HGACNet: Hierarchical Graph Attention Network for Cross-Modal Point Cloud Completion
Yadan Zeng, Jiadong Zhou, Xiaohan Li, I-Ming Chen
公開日: 2025/9/17
Abstract
Point cloud completion is essential for robotic perception, object reconstruction and supporting downstream tasks like grasp planning, obstacle avoidance, and manipulation. However, incomplete geometry caused by self-occlusion and sensor limitations can significantly degrade downstream reasoning and interaction.

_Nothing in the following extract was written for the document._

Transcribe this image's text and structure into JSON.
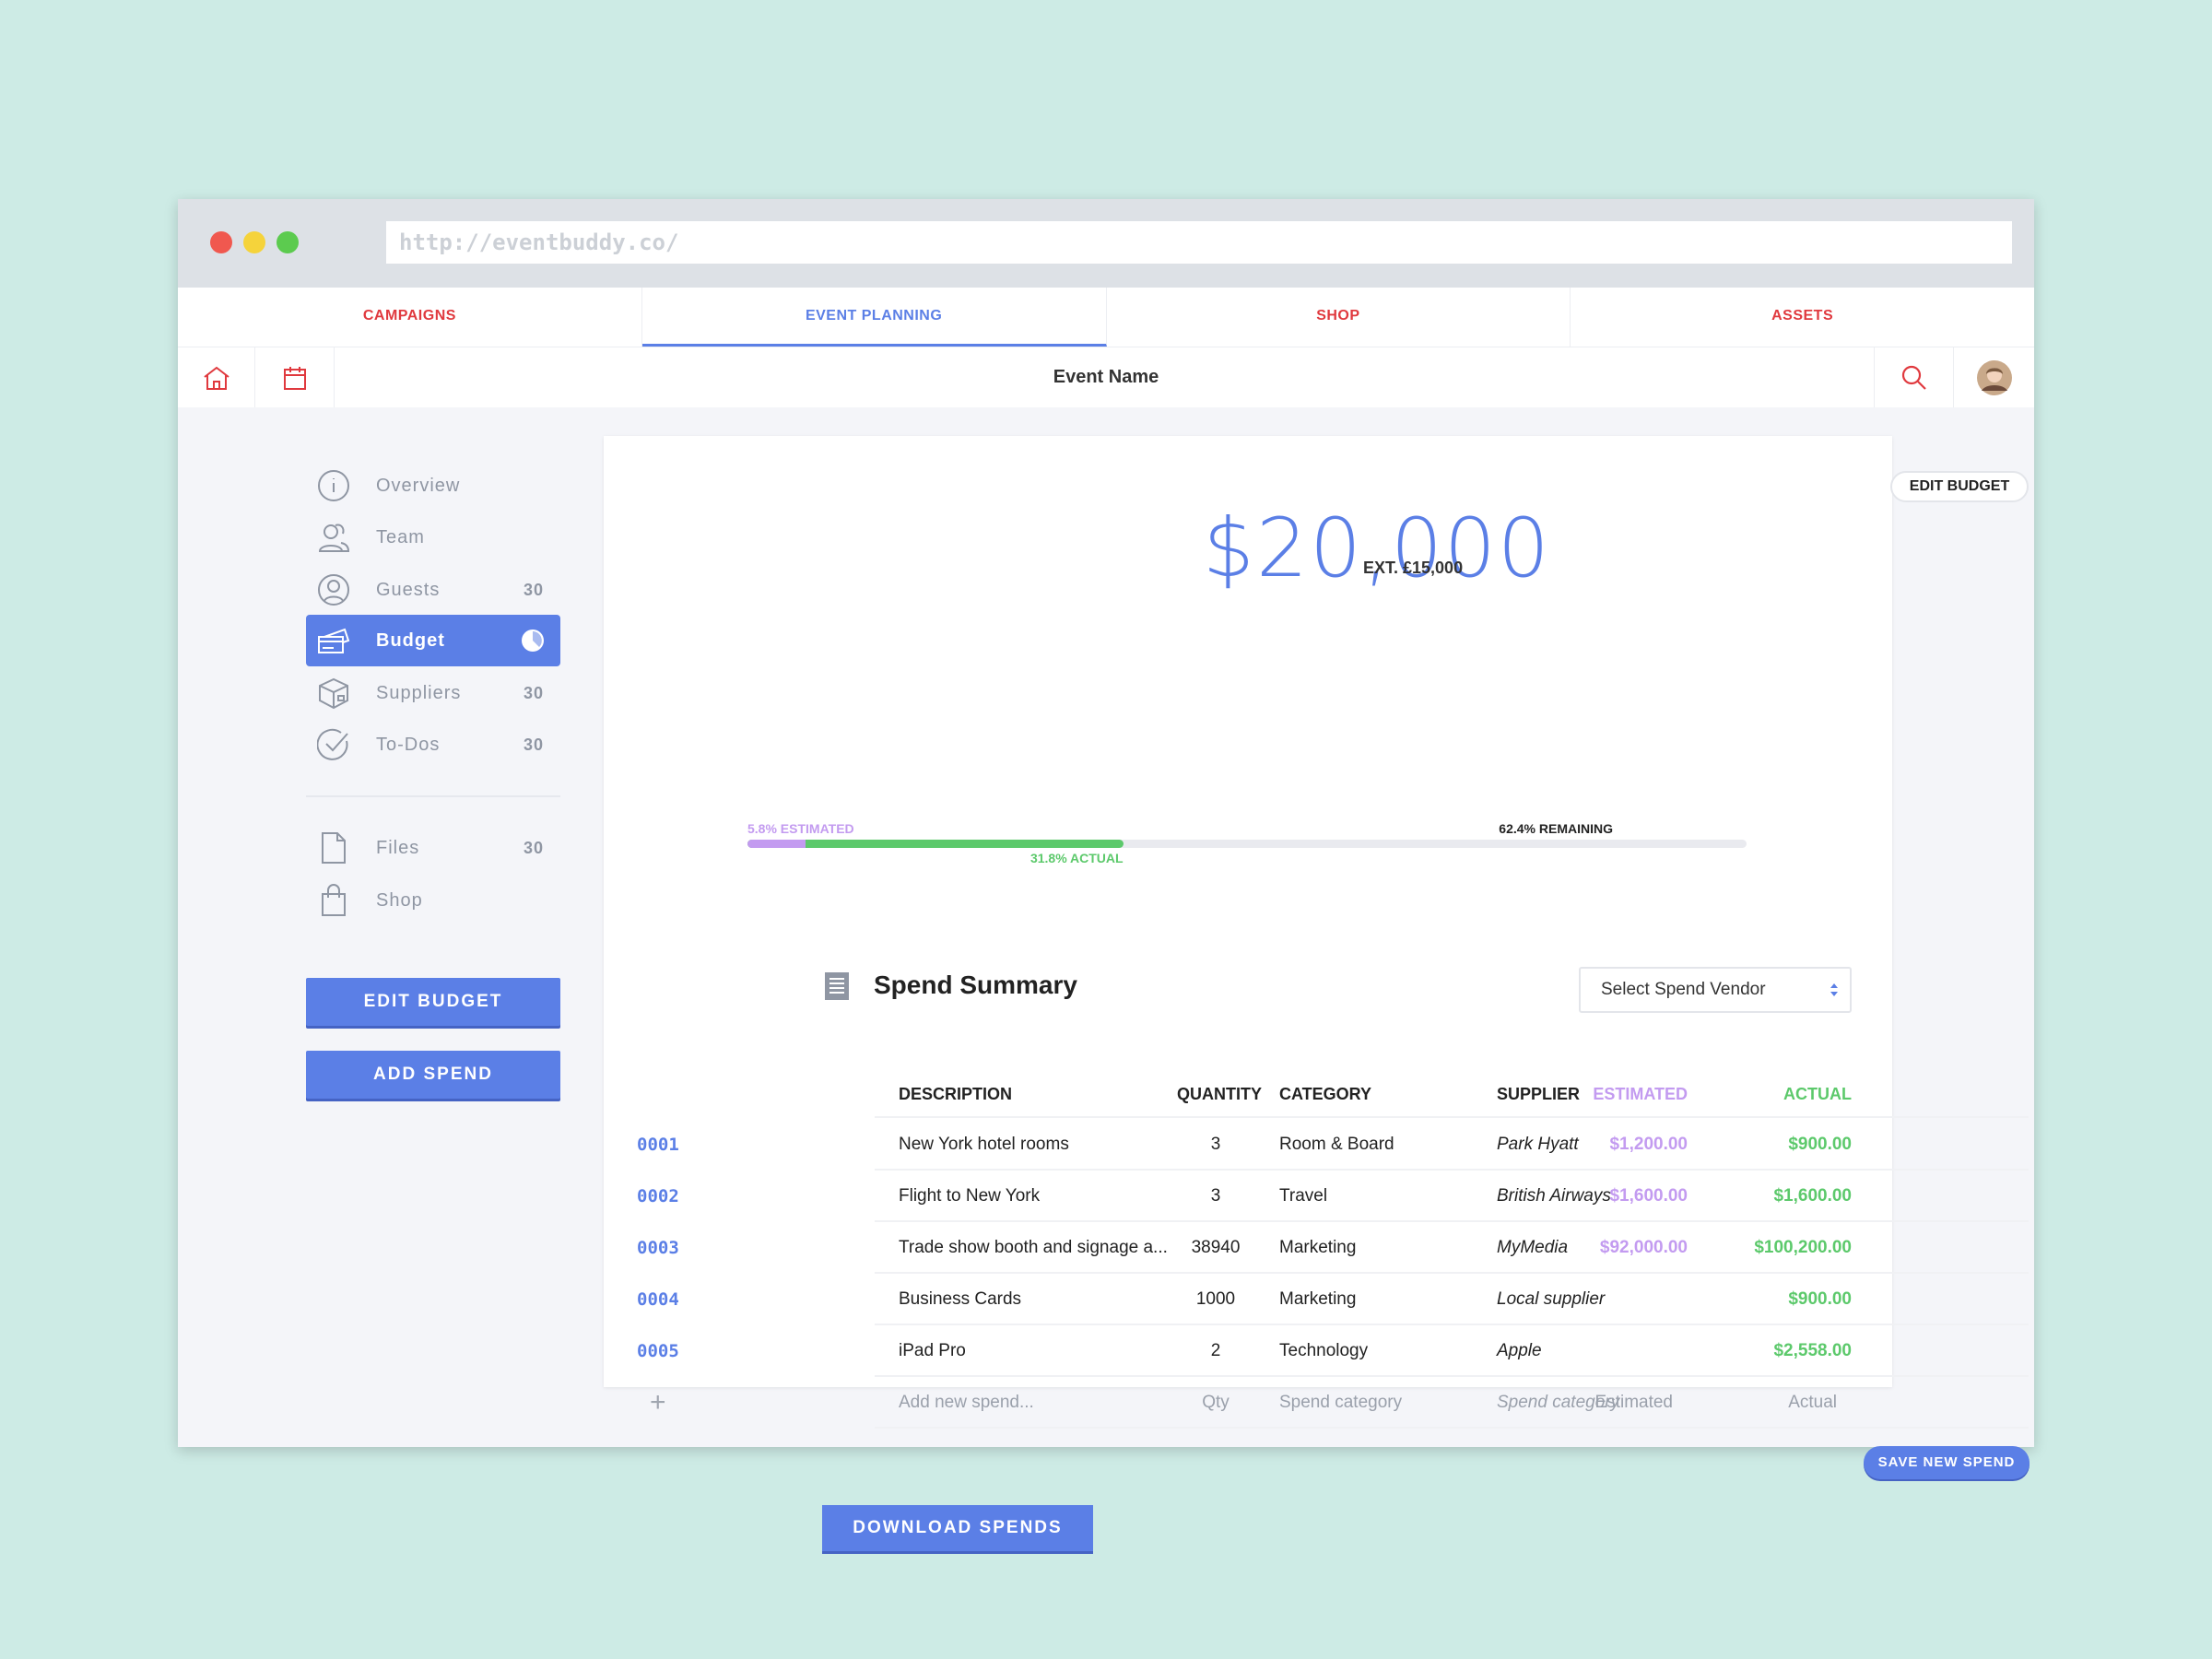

To address these challenges, we propose HGACNet, a novel framework that reconstructs complete point clouds of individual objects by hierarchically encoding 3D geometric features and fusing them with image-guided priors from a single-view RGB image. At the core of our approach, the Hierarchical Graph Attention (HGA) encoder adaptively selects critical local points through graph attention-based downsampling and progressively refines hierarchical geometric features to better capture structural continuity and spatial relationships. To strengthen cross-modal interaction, we further design a Multi-Scale Cross-Modal Fusion (MSCF) module that performs attention-based feature alignment between hierarchical geometric features and structured visual representations, enabling fine-grained semantic guidance for completion. In addition, we proposed the contrastive loss (C-Loss) to explicitly align the feature distributions across modalities, improving completion fidelity under modality discrepancy. Finally, extensive experiments conducted on both the ShapeNet-ViPC benchmark and the YCB-Complete dataset confirm the effectiveness of HGACNet, demonstrating state-of-the-art performance as well as strong applicability in real-world robotic manipulation tasks.